# GreatCut registration.



## egyptiangoose (Jan 13, 2011)

Hello all,

I've just bought a GCC Expert 24 and am trying to use GreatCut which I have uploaded. It won't let me use it though until I have inputted the licence (voucher code) I have tried this several times but it is telling me the code is invalid?

I've rang GCC in the US leaving a message and emailed my problem twice and haven't heard from them at all.

Can anyone help with the licence number or how best to get some response from them.

Regards, Chris


----------



## egyptiangoose (Jan 13, 2011)

Well, I've managed to register with GCC now so that's a start.

Please could someone let me know what code I need to input when I am prompted to in the GreatCut license data when I try to run the program.

Is it the long one on the disc which begins with KGCC-? 

It says it is invalid.


----------



## Nick Horvath (Feb 26, 2010)

You need to register your voucher code online. You will then receive the registration code to activate the software.

There should be a voucher slip in with your cutter.


----------



## egyptiangoose (Jan 13, 2011)

Hi, many thanks.

Could you please give me a link to the GCC Club page where I can do this. I have registered but can't find where I have to enter the voucher code number on the Greatcut disc.

Chris


----------



## Nick Horvath (Feb 26, 2010)

Here you go: Great Computer Corp. - Software Voucher Code


----------



## egyptiangoose (Jan 13, 2011)

Nick, thank you very much for your help.

I'm nearly there although I'm downloading a program for the second time that I had already done so from the disc that came with the cutter.

This really has to be the most painful episode in my life and GCC have not once responded to my emails or telephone calls from England.

Apalling service from GCC....apalling.


----------



## egyptiangoose (Jan 13, 2011)

Nope, still apparently unlicensed despite paying over £800 for the cutter and the GreatCut software.

I'm not Einstein, but neither am I Forest Gump and I can't fathom how to get this program licensed enabling me to use the machine.

I won't bother GCC with emails or phone calls anymore though, I'm sure they have more important stuff to deal with. I need a drink.


----------



## Nick Horvath (Feb 26, 2010)

When I received my Expert 24, inside the box there is a GreatCut voucher coupon. All I did is navigate to the site, type in the voucher code, and then type in the registration code I received into GreatCut.

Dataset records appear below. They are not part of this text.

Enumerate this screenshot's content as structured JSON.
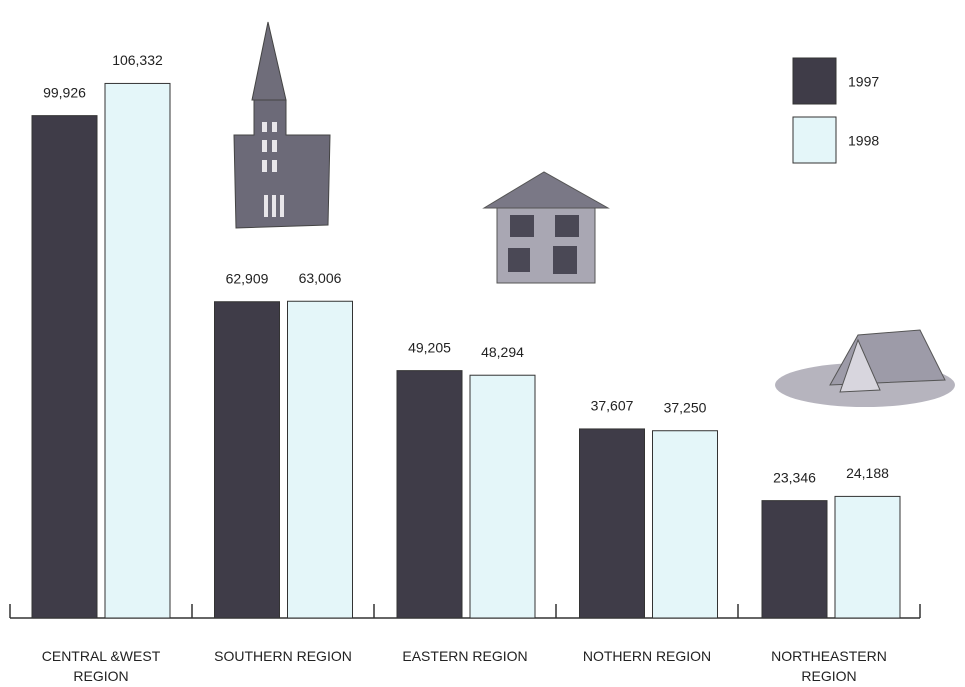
{
  "chart_data": {
    "type": "bar",
    "categories": [
      "CENTRAL &WEST REGION",
      "SOUTHERN REGION",
      "EASTERN REGION",
      "NOTHERN REGION",
      "NORTHEASTERN REGION"
    ],
    "series": [
      {
        "name": "1997",
        "color": "#3f3c48",
        "values": [
          99926,
          62909,
          49205,
          37607,
          23346
        ],
        "value_labels": [
          "99,926",
          "62,909",
          "49,205",
          "37,607",
          "23,346"
        ]
      },
      {
        "name": "1998",
        "color": "#e4f6f9",
        "values": [
          106332,
          63006,
          48294,
          37250,
          24188
        ],
        "value_labels": [
          "106,332",
          "63,006",
          "48,294",
          "37,250",
          "24,188"
        ]
      }
    ],
    "ylim": [
      0,
      110000
    ]
  }
}
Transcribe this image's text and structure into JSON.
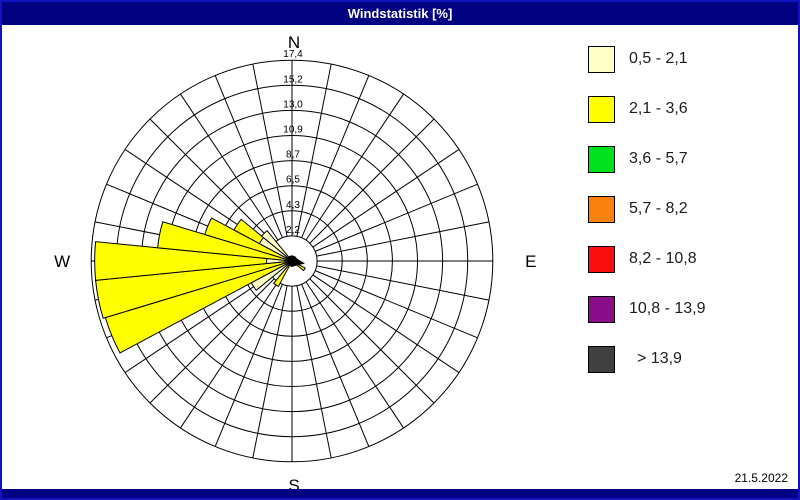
{
  "window": {
    "title": "Windstatistik [%]",
    "date": "21.5.2022"
  },
  "colors": {
    "frame": "#1212c0",
    "titlebar_bg": "#000080",
    "titlebar_text": "#ffffff",
    "footer_bg": "#000080",
    "grid": "#000000",
    "background": "#ffffff"
  },
  "legend": {
    "items": [
      {
        "label": "0,5 - 2,1",
        "color": "#ffffc8"
      },
      {
        "label": "2,1 - 3,6",
        "color": "#ffff00"
      },
      {
        "label": "3,6 - 5,7",
        "color": "#00e01e"
      },
      {
        "label": "5,7 - 8,2",
        "color": "#f8820d"
      },
      {
        "label": "8,2 - 10,8",
        "color": "#fa0d0d"
      },
      {
        "label": "10,8 - 13,9",
        "color": "#8a0d8a"
      },
      {
        "label": "> 13,9",
        "color": "#404040"
      }
    ]
  },
  "chart_data": {
    "type": "windrose",
    "title": "Windstatistik [%]",
    "units": "percent frequency",
    "compass_labels": {
      "n": "N",
      "e": "E",
      "s": "S",
      "w": "W"
    },
    "rings": [
      2.2,
      4.3,
      6.5,
      8.7,
      10.9,
      13.0,
      15.2,
      17.4
    ],
    "ring_labels": [
      "2,2",
      "4,3",
      "6,5",
      "8,7",
      "10,9",
      "13,0",
      "15,2",
      "17,4"
    ],
    "max_value": 17.4,
    "sectors": 32,
    "sector_width_deg": 11.25,
    "grid_on": true,
    "legend_position": "right",
    "speed_classes": [
      {
        "label": "0,5 - 2,1",
        "color": "#ffffc8"
      },
      {
        "label": "2,1 - 3,6",
        "color": "#ffff00"
      },
      {
        "label": "3,6 - 5,7",
        "color": "#00e01e"
      },
      {
        "label": "5,7 - 8,2",
        "color": "#f8820d"
      },
      {
        "label": "8,2 - 10,8",
        "color": "#fa0d0d"
      },
      {
        "label": "10,8 - 13,9",
        "color": "#8a0d8a"
      },
      {
        "label": "> 13,9",
        "color": "#404040"
      }
    ],
    "bars": [
      {
        "direction_deg": 123.75,
        "segments": [
          {
            "class_index": 1,
            "class": "2,1 - 3,6",
            "cum_value": 1.3
          }
        ]
      },
      {
        "direction_deg": 213.75,
        "segments": [
          {
            "class_index": 1,
            "class": "2,1 - 3,6",
            "cum_value": 2.5
          }
        ]
      },
      {
        "direction_deg": 236.25,
        "segments": [
          {
            "class_index": 0,
            "class": "0,5 - 2,1",
            "cum_value": 4.0
          }
        ]
      },
      {
        "direction_deg": 247.5,
        "segments": [
          {
            "class_index": 1,
            "class": "2,1 - 3,6",
            "cum_value": 16.9
          }
        ]
      },
      {
        "direction_deg": 258.75,
        "segments": [
          {
            "class_index": 1,
            "class": "2,1 - 3,6",
            "cum_value": 17.1
          }
        ]
      },
      {
        "direction_deg": 270.0,
        "segments": [
          {
            "class_index": 0,
            "class": "0,5 - 2,1",
            "cum_value": 2.2
          },
          {
            "class_index": 1,
            "class": "2,1 - 3,6",
            "cum_value": 17.1
          }
        ]
      },
      {
        "direction_deg": 281.25,
        "segments": [
          {
            "class_index": 1,
            "class": "2,1 - 3,6",
            "cum_value": 11.7
          }
        ]
      },
      {
        "direction_deg": 292.5,
        "segments": [
          {
            "class_index": 1,
            "class": "2,1 - 3,6",
            "cum_value": 7.9
          }
        ]
      },
      {
        "direction_deg": 303.75,
        "segments": [
          {
            "class_index": 0,
            "class": "0,5 - 2,1",
            "cum_value": 3.2
          },
          {
            "class_index": 1,
            "class": "2,1 - 3,6",
            "cum_value": 5.7
          }
        ]
      },
      {
        "direction_deg": 315.0,
        "segments": [
          {
            "class_index": 0,
            "class": "0,5 - 2,1",
            "cum_value": 3.4
          }
        ]
      }
    ]
  }
}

Who did you purchase it from? I would try contacting them if you aren't having any luck getting hold of GCC.


----------



## wthomasoh (Dec 22, 2015)

5 years later and the process is till ungodly painful. I should have bought the Graphtec I was looking at instead of cheaping out.

Hey GCC - your software registration process called and it's stuck in 2001.


----------



## Blue92 (Oct 8, 2010)

When I registered our Expert 24 I received an "xxxx.ecf" file via email. It contains the key to activate the cutter. 

Was a simple copy to PC and double click with the cutter attached and on.


----------